5 out of 5 stars BEST DARN MOVIE EVER MADE, I LOVE CHAPPY   May 7, 2004
Justy (Chappy's Pants)
5 out of 8 found this review helpful

Where to begin, when I saw this movie for the first time I just feel in love with Chappy. I have yet to see a movie that even comes close to the quality that this movie embodies. If Chappy were a real person I would marry him and have a life of action and romance in his jet, going really fast all over the world and blowing stuff up. I am not sure if Chappy should be hanging out with little boy though, that could be bad. You know what they say "16 will get you 20". You just have to watch this film, you too will be swept away by the passion that Chappy exudes. If I had a chance to save my daddy from the bad guys I would want Chappy by my side, if not sitting on his lap in the cockpit of his jet.


2 out of 5 stars Just Plain Silly   August 17, 2004
J. Collins (Las Vegas, NV USA)
5 out of 13 found this review helpful

Ahh, "Iron Eagle". A classic of the 1980's Golan-Globus production mill. With the current spate of historic/"current" military movies, it's sometimes good to see how Hollywood's come in trying to get the details right. One can't do much better than using this flick as a baseline. In case you aren't already familiar with this gem, Louis Gosset Jr. playing a reserve Air Force Colonel, and a teenage kid fly a mission inside an unnamed Arab country -OK I'll name it: Libya- to rescue the kid's dad. Pop gets shot-down when he's intercepted in international waters, but the US refuses to do anything more than diplomatic pressure.

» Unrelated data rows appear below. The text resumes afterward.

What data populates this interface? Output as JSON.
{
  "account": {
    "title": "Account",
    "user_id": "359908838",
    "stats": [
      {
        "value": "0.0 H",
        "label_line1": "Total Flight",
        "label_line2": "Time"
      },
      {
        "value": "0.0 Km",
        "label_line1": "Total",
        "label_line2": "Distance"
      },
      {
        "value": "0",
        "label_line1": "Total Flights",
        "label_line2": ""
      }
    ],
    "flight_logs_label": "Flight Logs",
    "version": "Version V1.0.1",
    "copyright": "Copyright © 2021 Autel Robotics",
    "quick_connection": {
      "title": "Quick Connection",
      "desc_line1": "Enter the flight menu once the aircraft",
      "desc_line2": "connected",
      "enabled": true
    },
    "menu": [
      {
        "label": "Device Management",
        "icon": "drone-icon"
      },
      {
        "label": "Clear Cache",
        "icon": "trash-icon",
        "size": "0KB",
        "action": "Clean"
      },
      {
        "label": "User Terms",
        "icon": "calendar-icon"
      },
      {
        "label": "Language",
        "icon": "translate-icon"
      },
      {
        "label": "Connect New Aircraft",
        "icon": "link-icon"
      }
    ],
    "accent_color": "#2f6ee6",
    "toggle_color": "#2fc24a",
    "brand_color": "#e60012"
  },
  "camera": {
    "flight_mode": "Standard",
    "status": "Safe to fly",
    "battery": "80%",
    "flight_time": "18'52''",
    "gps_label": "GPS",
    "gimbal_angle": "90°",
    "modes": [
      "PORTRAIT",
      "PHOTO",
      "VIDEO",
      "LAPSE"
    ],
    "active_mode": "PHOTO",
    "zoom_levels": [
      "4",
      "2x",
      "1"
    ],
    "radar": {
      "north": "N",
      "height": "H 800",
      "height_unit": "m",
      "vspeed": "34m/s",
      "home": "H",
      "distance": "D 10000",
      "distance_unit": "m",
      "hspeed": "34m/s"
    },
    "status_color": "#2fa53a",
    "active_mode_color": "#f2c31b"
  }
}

The kid and Lou Gosset meet up when the kid's challenged to race the local bully with his PLANE while the bully's using his dirt bike. Suffice it to say he wins and impresses his babe; he doesn't get his slot at the USAF Academy, though. You gotta take the bad with good I guess. When the words on Dad get back to the family, this kid uses his base "network" to get access to imagery, enemy air defense data, and two F16s carrying a B52's worth of ordinance. All of this being done by his friends exploiting the dim bulbs who are their parents, no less. (If only strike planning was this easy.) Of course, the kid has flown training missions with his dad, and has a boatload of simulator time, so he's a natural to fly the mission. He convinces Gosset to go along with him, and his two-ship is on the way. The flying scenes are nothing spectacular, with obviously Israeli F16s playing the good guys, and Kfirs (modified Mirages) acting as MiGs. Cockpit scenes are completely the imagination of the set designer; I'm guessing he never was anywhere near a real aircraft. These are especially dated now as many computer flight sims are pretty darn accurate in cockpit, flight, and combat models. Anyway, lots of explosions on the way in, Lou gets hit and aborts and our hero must press on alone-go figure. He manages to talk with the evil dictator directly and get his dad on the runway for him to land (!) and pick him up. More silliness ensues as he launches weapons on the ground, taxi's out and takesoff. He kills the bad guy and heads home to find Lou punched out and was rescued. Rather than the prison sentence for espionage, and theft of government property that Lou, the kid, his pals and the idiots they exploited on base should've got, he gets his slot at the Air Force Academy. The end.

Overall, I guess Lou's performance was fairly good, but everyone else performed at the grade-B level this flick is. Note especially a very young Shawnee Smith as one of the kid's buds. Worth seeing for laughs, and as a film version of a kid's pilot fantasy.